Jim Beggs, Australian labour leader
KBOO 11 February 1988
Australian longshoremen, or wharfies, as they are called, have a delightful sense of humor. It is in their nicknames – ‘the judge’ because he sat on a case all day, ‘Bungalow’ because he had nothing upstairs, ‘London fog’ because he never lifted. My friend Jim Beggs is no exception. I remember him speaking to students at Oxford University. ‘I went through Oxford, too,’ he said in a broad accent that almost needed an interpreter, ‘on a bicycle.’
I first met Jim in Calcutta, India, nearly 30 years ago. He was then a young trade unionist on the Melbourne waterfront. I remember playing together on a field hockey team with him. That visit to Calcutta made him realize how, as he put it, the other half lives.
Today Jim is the National President of the Australian Waterside Workers Federation. The young man who joked that before he became active in his union the largest crowd he had ever spoken to was in a phone box and who preferred golf and duck-shooting to union meetings has come a long way. So has his industry. Today a handful of men on a container ship can do in 30 hours the work of 100 men in two weeks on a general cargo ship. When he started work there were 28,000 wharfies in Australia. Today there are 5,500.
Jim Beggs comes to mind at this time because in the last days two publications which crossed my desk have referred to him. The first was the ‘Christian Science Monitor’. Last month the paper described how two million Australians tuned in regularly to a radio program called ‘The search for meaning in life.’ Apparently, for an hour host Caroline Jones, according to the paper ever-so-gently coaxes Australian guests from all walks of life- politicians, musicians , unionists, business people – to reveal their search for spiritual values. Her program is the Australian Broadcasting Corporation’s highest-rated night time national radio program. It is rebroadcast three times a week. It won the 1987 United Nations Day prize for radio programming dealing with peace or conflict resolution, and plans are being laid for her to visit the US this year to interview prominent American citizens.
As I read on I suddenly noticed that she had done an interview with Jim Beggs. She asked him, ‘Making a decision to listen to the still small voice, to try to discern the plan that God had for you, in practical terms, how did you do that, and how is that a part of your daily life?’ Beggs replied, ‘We do try, my wife and I each morning, to take that time to listen and be quiet. To read something of spiritual value… we negan to write down these thoughts, and a new reconciliation happened between my wife and me.’
The second publication which referred to Beggs was the latest issue of the international magazine ‘For a Change’ which carries a profile of the union president.
Interestingly, the profile concludes with another quote from that same radio interview. ‘Many people today feel rather powerless,’ Caroline Jones said to him. ‘Your way of life suggests that as an individual I do have some power to make a difference.’
‘I am absolutely convinced of that,’ replied Beggs. ‘I am an ordinary person: no education: used to be part of the apathetic majority of the trade union movement. But history is made up of individuals who have turned the tide and most of them have been ordinary people. I say to people who ask, God has a plan for your life. You may not be meant to be a leader of your profession. But if you try that experiment my wife and I made thirty-two years ago, you will have that peace of heart which is more important than wealth and power. You will never know the effect you have.’
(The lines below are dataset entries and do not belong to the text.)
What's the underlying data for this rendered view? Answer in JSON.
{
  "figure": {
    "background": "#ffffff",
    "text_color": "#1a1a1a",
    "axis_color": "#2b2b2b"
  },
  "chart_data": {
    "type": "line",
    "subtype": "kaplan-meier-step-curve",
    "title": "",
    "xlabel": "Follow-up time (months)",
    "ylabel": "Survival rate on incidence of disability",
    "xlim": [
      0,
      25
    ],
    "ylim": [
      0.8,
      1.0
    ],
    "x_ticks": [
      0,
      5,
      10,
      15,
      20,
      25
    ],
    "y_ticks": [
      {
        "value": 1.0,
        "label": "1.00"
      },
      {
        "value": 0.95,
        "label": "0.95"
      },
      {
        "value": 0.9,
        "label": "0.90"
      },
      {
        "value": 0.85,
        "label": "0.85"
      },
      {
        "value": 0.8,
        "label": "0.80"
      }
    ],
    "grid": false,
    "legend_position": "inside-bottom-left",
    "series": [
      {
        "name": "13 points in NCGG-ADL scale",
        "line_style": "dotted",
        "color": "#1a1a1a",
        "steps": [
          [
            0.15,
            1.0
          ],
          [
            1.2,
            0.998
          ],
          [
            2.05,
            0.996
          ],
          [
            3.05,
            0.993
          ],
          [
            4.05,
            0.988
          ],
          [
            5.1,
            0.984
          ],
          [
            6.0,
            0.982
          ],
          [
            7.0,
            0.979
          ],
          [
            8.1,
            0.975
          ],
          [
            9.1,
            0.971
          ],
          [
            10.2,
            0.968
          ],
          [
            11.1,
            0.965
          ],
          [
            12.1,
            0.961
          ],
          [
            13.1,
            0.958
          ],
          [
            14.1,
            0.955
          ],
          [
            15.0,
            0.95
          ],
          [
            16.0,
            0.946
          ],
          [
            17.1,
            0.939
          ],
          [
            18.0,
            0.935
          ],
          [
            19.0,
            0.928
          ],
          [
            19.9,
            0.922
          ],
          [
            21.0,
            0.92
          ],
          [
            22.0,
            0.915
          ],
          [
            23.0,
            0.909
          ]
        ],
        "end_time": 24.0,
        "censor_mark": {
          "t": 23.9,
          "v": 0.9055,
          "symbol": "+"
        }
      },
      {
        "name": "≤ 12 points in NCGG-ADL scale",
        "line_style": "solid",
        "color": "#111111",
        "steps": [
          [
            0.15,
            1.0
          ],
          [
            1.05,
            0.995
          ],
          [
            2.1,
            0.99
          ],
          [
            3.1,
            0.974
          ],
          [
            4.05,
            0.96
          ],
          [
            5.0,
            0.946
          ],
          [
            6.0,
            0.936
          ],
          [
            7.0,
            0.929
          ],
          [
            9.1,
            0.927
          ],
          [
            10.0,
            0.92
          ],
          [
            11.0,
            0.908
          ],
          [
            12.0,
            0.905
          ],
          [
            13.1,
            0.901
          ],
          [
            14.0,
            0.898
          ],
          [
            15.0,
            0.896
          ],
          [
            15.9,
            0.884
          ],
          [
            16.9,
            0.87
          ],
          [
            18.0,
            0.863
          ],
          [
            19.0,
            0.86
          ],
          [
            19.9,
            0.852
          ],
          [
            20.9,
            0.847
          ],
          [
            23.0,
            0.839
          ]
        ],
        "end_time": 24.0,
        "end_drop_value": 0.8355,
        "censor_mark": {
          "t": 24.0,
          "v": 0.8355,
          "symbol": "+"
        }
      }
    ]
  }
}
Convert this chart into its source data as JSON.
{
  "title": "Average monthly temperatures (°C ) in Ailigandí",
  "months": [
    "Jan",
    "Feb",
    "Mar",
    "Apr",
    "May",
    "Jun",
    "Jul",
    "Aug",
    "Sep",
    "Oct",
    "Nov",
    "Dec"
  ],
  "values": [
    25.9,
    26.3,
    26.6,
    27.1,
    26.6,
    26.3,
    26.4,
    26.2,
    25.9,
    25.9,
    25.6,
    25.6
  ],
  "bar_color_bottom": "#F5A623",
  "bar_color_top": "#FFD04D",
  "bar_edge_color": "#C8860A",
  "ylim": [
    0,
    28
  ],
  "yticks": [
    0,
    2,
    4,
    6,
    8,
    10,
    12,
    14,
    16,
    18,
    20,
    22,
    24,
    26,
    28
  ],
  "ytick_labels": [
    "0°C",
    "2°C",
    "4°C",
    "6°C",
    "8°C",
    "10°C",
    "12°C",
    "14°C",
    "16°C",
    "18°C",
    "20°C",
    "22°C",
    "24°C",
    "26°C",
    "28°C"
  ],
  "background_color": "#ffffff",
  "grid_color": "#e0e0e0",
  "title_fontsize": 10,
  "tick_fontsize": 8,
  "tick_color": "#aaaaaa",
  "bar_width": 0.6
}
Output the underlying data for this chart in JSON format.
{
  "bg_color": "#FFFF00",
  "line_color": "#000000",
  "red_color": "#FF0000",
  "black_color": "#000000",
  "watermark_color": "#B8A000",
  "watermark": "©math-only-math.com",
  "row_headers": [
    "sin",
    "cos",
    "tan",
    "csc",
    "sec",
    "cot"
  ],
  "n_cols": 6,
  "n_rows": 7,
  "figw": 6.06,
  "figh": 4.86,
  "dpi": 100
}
The profile in ‘For a Change’ by Australian journalist Christopher Mayor describes the change that came in Beggs’ life and the kind of lead he is giving in his country. When he began, he says, there was no retirement pension and ‘when people heard you were a wharfie they wanted to lock up the silver.’ Today the industry has become ‘the most progressive in Australia.’
It was Beggs’ next door neighbor who introduced him to the idea that if you wanted to see things different the best place to start was with yourself. This neighbor who was in dock management was a living demonstration that people could be different. The neighbour challenged Beggs to let God work through him to create a new spirit in the port of Melbourne.
Over the years, first with restitution for things he had stolen and giving up anti-Catholic prejudice, Beggs cleared the decks for an approach that enlisted people of different backgrounds and eventually after many attempts projected him into a different kind of union leadership. He and his wife, he says, developed two principles, not to take sides and to treat the union executive as a family. He believes in doing what is right, he says, no matter who gets thumped.
His leadership is not restricted to industry affairs. The profile describes how he starts each week at 7 am Monday morning with a core-group of friends from different walks of life concerned about the nation and the world, and united in their desire to find out what God wants them to do.
Beggs, like other wharfies, has also been given a nickname. It refers to the first thing he put right after his neighbor’s challenge. It was to return a clock he had lifted from some cargo to the company. His nickname: ‘Daylight saving’ because he put the clock back.